A Myanmar government team visited Rohingya refugee camps in Bangladesh on Thursday as part of a mooted pilot repatriation scheme.
Most of the refugees have been stuck in ramshackle camps in southeastern Bangladesh since fleeing a 2017 crackdown by the Myanmar military that is now subject to a United Nations genocide investigation.
Several previous repatriation attempts have failed but Bangladesh and Myanmar are looking to return around 1,100 people to the violence-racked state of Rakhine in the coming weeks.
Twenty Rohingya visited two resettlement camps this month in Rakhine, where the Myanmar junta plans to house them in what experts say is land that for generations belonged to the Rohingyas before being confiscated.
The team of 14 Myanmar officials, all in civilian clothes, arrived by boat in the Bangladeshi border town of Teknaf on Thursday morning, went to the camps, and talked to around 200 people.
But Mohammad Selim, one of the Rohingya who met the Myanmar delegation, told AFP by phone that their demands were being ignored.

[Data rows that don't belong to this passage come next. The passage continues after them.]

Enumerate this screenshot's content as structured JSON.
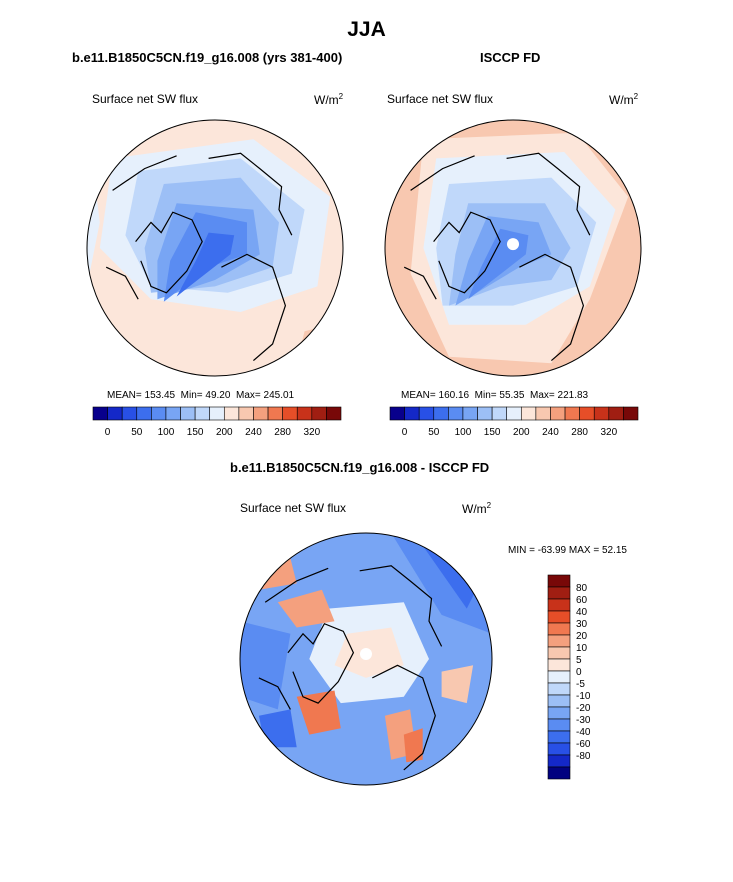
{
  "figure": {
    "main_title": "JJA",
    "left_title": "b.e11.B1850C5CN.f19_g16.008 (yrs 381-400)",
    "right_title": "ISCCP FD",
    "diff_title": "b.e11.B1850C5CN.f19_g16.008 - ISCCP FD",
    "variable": "Surface net SW flux",
    "unit_base": "W/m",
    "unit_exp": "2"
  },
  "colors": {
    "abs_scale": [
      "#08008c",
      "#1428c8",
      "#2850e6",
      "#3c6eee",
      "#5a8cf2",
      "#78a5f4",
      "#9cbff6",
      "#c0d8fa",
      "#e6f0fc",
      "#fce6da",
      "#f8c8b0",
      "#f4a07e",
      "#f07850",
      "#e64e28",
      "#c8321a",
      "#a01e12",
      "#780808"
    ],
    "diff_scale": [
      "#020280",
      "#1428c8",
      "#2850e6",
      "#3c6eee",
      "#5a8cf2",
      "#78a5f4",
      "#9cbff6",
      "#c0d8fa",
      "#e6f0fc",
      "#fce6da",
      "#f8c8b0",
      "#f4a07e",
      "#f07850",
      "#e64e28",
      "#c8321a",
      "#a01e12",
      "#780808"
    ]
  },
  "chart_data": [
    {
      "type": "heatmap",
      "projection": "north polar stereographic",
      "title": "b.e11.B1850C5CN.f19_g16.008 (yrs 381-400)",
      "variable": "Surface net SW flux",
      "unit": "W/m2",
      "stats": {
        "mean_label": "MEAN=",
        "mean": "153.45",
        "min_label": "Min=",
        "min": "49.20",
        "max_label": "Max=",
        "max": "245.01"
      },
      "colorbar": {
        "orientation": "horizontal",
        "tick_labels": [
          "0",
          "50",
          "100",
          "150",
          "200",
          "240",
          "280",
          "320"
        ],
        "levels": [
          0,
          25,
          50,
          75,
          100,
          125,
          150,
          175,
          200,
          220,
          240,
          260,
          280,
          300,
          320
        ]
      }
    },
    {
      "type": "heatmap",
      "projection": "north polar stereographic",
      "title": "ISCCP FD",
      "variable": "Surface net SW flux",
      "unit": "W/m2",
      "stats": {
        "mean_label": "MEAN=",
        "mean": "160.16",
        "min_label": "Min=",
        "min": "55.35",
        "max_label": "Max=",
        "max": "221.83"
      },
      "colorbar": {
        "orientation": "horizontal",
        "tick_labels": [
          "0",
          "50",
          "100",
          "150",
          "200",
          "240",
          "280",
          "320"
        ],
        "levels": [
          0,
          25,
          50,
          75,
          100,
          125,
          150,
          175,
          200,
          220,
          240,
          260,
          280,
          300,
          320
        ]
      }
    },
    {
      "type": "heatmap",
      "projection": "north polar stereographic",
      "title": "b.e11.B1850C5CN.f19_g16.008 - ISCCP FD",
      "variable": "Surface net SW flux",
      "unit": "W/m2",
      "stats": {
        "min_label": "MIN =",
        "min": "-63.99",
        "max_label": "MAX =",
        "max": "52.15"
      },
      "colorbar": {
        "orientation": "vertical",
        "tick_labels": [
          "80",
          "60",
          "40",
          "30",
          "20",
          "10",
          "5",
          "0",
          "-5",
          "-10",
          "-20",
          "-30",
          "-40",
          "-60",
          "-80"
        ]
      }
    }
  ]
}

“We said that we have to return to our own ancestral house… We told them they should give us citizenship. But they said they will give us NVC (national verification card), which is not citizenship,” Selim said.

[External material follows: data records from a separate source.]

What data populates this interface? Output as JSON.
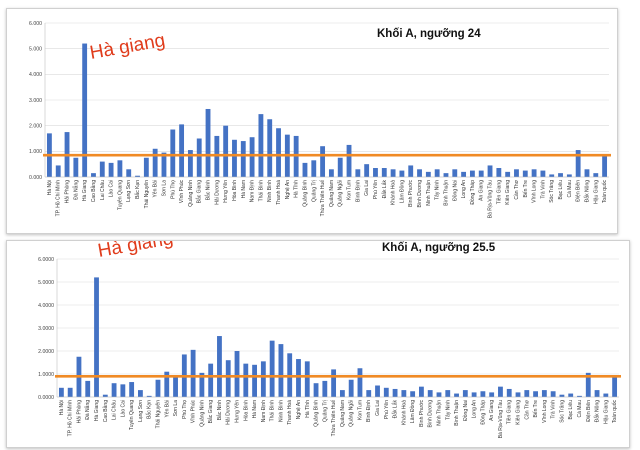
{
  "chart_data": [
    {
      "type": "bar",
      "title": "Khối A, ngưỡng 24",
      "annotation": "Hà giang",
      "ylim": [
        0,
        6
      ],
      "yticks": [
        "0.000",
        "1.000",
        "2.000",
        "3.000",
        "4.000",
        "5.000",
        "6.000"
      ],
      "threshold": 0.85,
      "colors": {
        "bar": "#4472c4",
        "threshold": "#f08a24",
        "grid": "#d9d9d9",
        "annotation": "#e03c1c"
      },
      "grid": true,
      "categories": [
        "Hà Nội",
        "TP. Hồ Chí Minh",
        "Hải Phòng",
        "Đà Nẵng",
        "Hà Giang",
        "Cao Bằng",
        "Lai Châu",
        "Lào Cai",
        "Tuyên Quang",
        "Lạng Sơn",
        "Bắc Kạn",
        "Thái Nguyên",
        "Yên Bái",
        "Sơn La",
        "Phú Thọ",
        "Vĩnh Phúc",
        "Quảng Ninh",
        "Bắc Giang",
        "Bắc Ninh",
        "Hải Dương",
        "Hưng Yên",
        "Hòa Bình",
        "Hà Nam",
        "Nam Định",
        "Thái Bình",
        "Ninh Bình",
        "Thanh Hoá",
        "Nghệ An",
        "Hà Tĩnh",
        "Quảng Bình",
        "Quảng Trị",
        "Thừa Thiên Huế",
        "Quảng Nam",
        "Quảng Ngãi",
        "Kon Tum",
        "Bình Định",
        "Gia Lai",
        "Phú Yên",
        "Đắk Lắk",
        "Khánh Hoà",
        "Lâm Đồng",
        "Bình Phước",
        "Bình Dương",
        "Ninh Thuận",
        "Tây Ninh",
        "Bình Thuận",
        "Đồng Nai",
        "Long An",
        "Đồng Tháp",
        "An Giang",
        "Bà Rịa-Vũng Tàu",
        "Tiền Giang",
        "Kiên Giang",
        "Cần Thơ",
        "Bến Tre",
        "Vĩnh Long",
        "Trà Vinh",
        "Sóc Trăng",
        "Bạc Liêu",
        "Cà Mau",
        "Điện Biên",
        "Đắk Nông",
        "Hậu Giang",
        "Toàn quốc"
      ],
      "values": [
        1.7,
        0.45,
        1.75,
        0.75,
        5.2,
        0.15,
        0.6,
        0.55,
        0.65,
        0.3,
        0.05,
        0.75,
        1.1,
        0.95,
        1.85,
        2.05,
        1.05,
        1.5,
        2.65,
        1.6,
        2.0,
        1.45,
        1.4,
        1.55,
        2.45,
        2.25,
        1.9,
        1.65,
        1.6,
        0.55,
        0.65,
        1.2,
        0.3,
        0.75,
        1.25,
        0.3,
        0.5,
        0.35,
        0.35,
        0.3,
        0.25,
        0.45,
        0.3,
        0.2,
        0.3,
        0.15,
        0.3,
        0.2,
        0.25,
        0.25,
        0.45,
        0.35,
        0.2,
        0.3,
        0.25,
        0.3,
        0.25,
        0.1,
        0.15,
        0.1,
        1.05,
        0.3,
        0.15,
        0.85
      ]
    },
    {
      "type": "bar",
      "title": "Khối A, ngưỡng 25.5",
      "annotation": "Hà giang",
      "ylim": [
        0,
        6
      ],
      "yticks": [
        "0.0000",
        "1.0000",
        "2.0000",
        "3.0000",
        "4.0000",
        "5.0000",
        "6.0000"
      ],
      "threshold": 0.9,
      "colors": {
        "bar": "#4472c4",
        "threshold": "#f08a24",
        "grid": "#d9d9d9",
        "annotation": "#e03c1c"
      },
      "grid": true,
      "categories": [
        "Hà Nội",
        "TP. Hồ Chí Minh",
        "Hải Phòng",
        "Đà Nẵng",
        "Hà Giang",
        "Cao Bằng",
        "Lai Châu",
        "Lào Cai",
        "Tuyên Quang",
        "Lạng Sơn",
        "Bắc Kạn",
        "Thái Nguyên",
        "Yên Bái",
        "Sơn La",
        "Phú Thọ",
        "Vĩnh Phúc",
        "Quảng Ninh",
        "Bắc Giang",
        "Bắc Ninh",
        "Hải Dương",
        "Hưng Yên",
        "Hòa Bình",
        "Hà Nam",
        "Nam Định",
        "Thái Bình",
        "Ninh Bình",
        "Thanh Hoá",
        "Nghệ An",
        "Hà Tĩnh",
        "Quảng Bình",
        "Quảng Trị",
        "Thừa Thiên Huế",
        "Quảng Nam",
        "Quảng Ngãi",
        "Kon Tum",
        "Bình Định",
        "Gia Lai",
        "Phú Yên",
        "Đắk Lắk",
        "Khánh Hoà",
        "Lâm Đồng",
        "Bình Phước",
        "Bình Dương",
        "Ninh Thuận",
        "Tây Ninh",
        "Bình Thuận",
        "Đồng Nai",
        "Long An",
        "Đồng Tháp",
        "An Giang",
        "Bà Rịa-Vũng Tàu",
        "Tiền Giang",
        "Kiên Giang",
        "Cần Thơ",
        "Bến Tre",
        "Vĩnh Long",
        "Trà Vinh",
        "Sóc Trăng",
        "Bạc Liêu",
        "Cà Mau",
        "Điện Biên",
        "Đắk Nông",
        "Hậu Giang",
        "Toàn quốc"
      ],
      "values": [
        0.4,
        0.4,
        1.75,
        0.7,
        5.2,
        0.1,
        0.6,
        0.55,
        0.65,
        0.3,
        0.05,
        0.75,
        1.1,
        0.95,
        1.85,
        2.05,
        1.05,
        1.45,
        2.65,
        1.6,
        2.0,
        1.45,
        1.4,
        1.55,
        2.45,
        2.3,
        1.9,
        1.65,
        1.55,
        0.6,
        0.7,
        1.2,
        0.3,
        0.75,
        1.25,
        0.3,
        0.5,
        0.4,
        0.35,
        0.3,
        0.25,
        0.45,
        0.3,
        0.2,
        0.3,
        0.15,
        0.3,
        0.2,
        0.25,
        0.2,
        0.45,
        0.35,
        0.2,
        0.3,
        0.25,
        0.3,
        0.25,
        0.1,
        0.15,
        0.05,
        1.05,
        0.3,
        0.15,
        0.9
      ]
    }
  ]
}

“They repeatedly said so. There is no way we can trust them.”
“We have no permanent representative in this repatriation process,” Khin Maung, a prominent Rohingya leader, told AFP before the meeting.
“This repatriation process is just an eyewash. If they didn’t ensure our dignity, there is no point returning to IDPs (internally displaced people),” he said.
One Rohingya who is meant to be repatriated in the pilot project told AFP on condition of anonymity that they did not want to go back and live in Myanmar “as non-citizens and stay in IDP camps”.
“Our place should be given back to us, our right to live like other ethnic groups should be legally guaranteed. Otherwise, we cannot believe the mass murderers,” they said.
Mainul Kabir, head of the Rohingya wing in Bangladesh’s foreign ministry, told reporters Thursday that repatriation was “the only way to solve the Rohingya issue”.
He said the Myanmar delegation “assured that the confusions that are being created will be resolved gradually”.
Last week, Human Rights Watch criticized the repatriation plan, saying it posed “grave risks” to the Rohingya.
“Bangladesh is frustrated with its burden as host, but sending refugees back to the control of a ruthless Myanmar junta will just be setting the stage for the next devastating exodus,” the group said in a statement.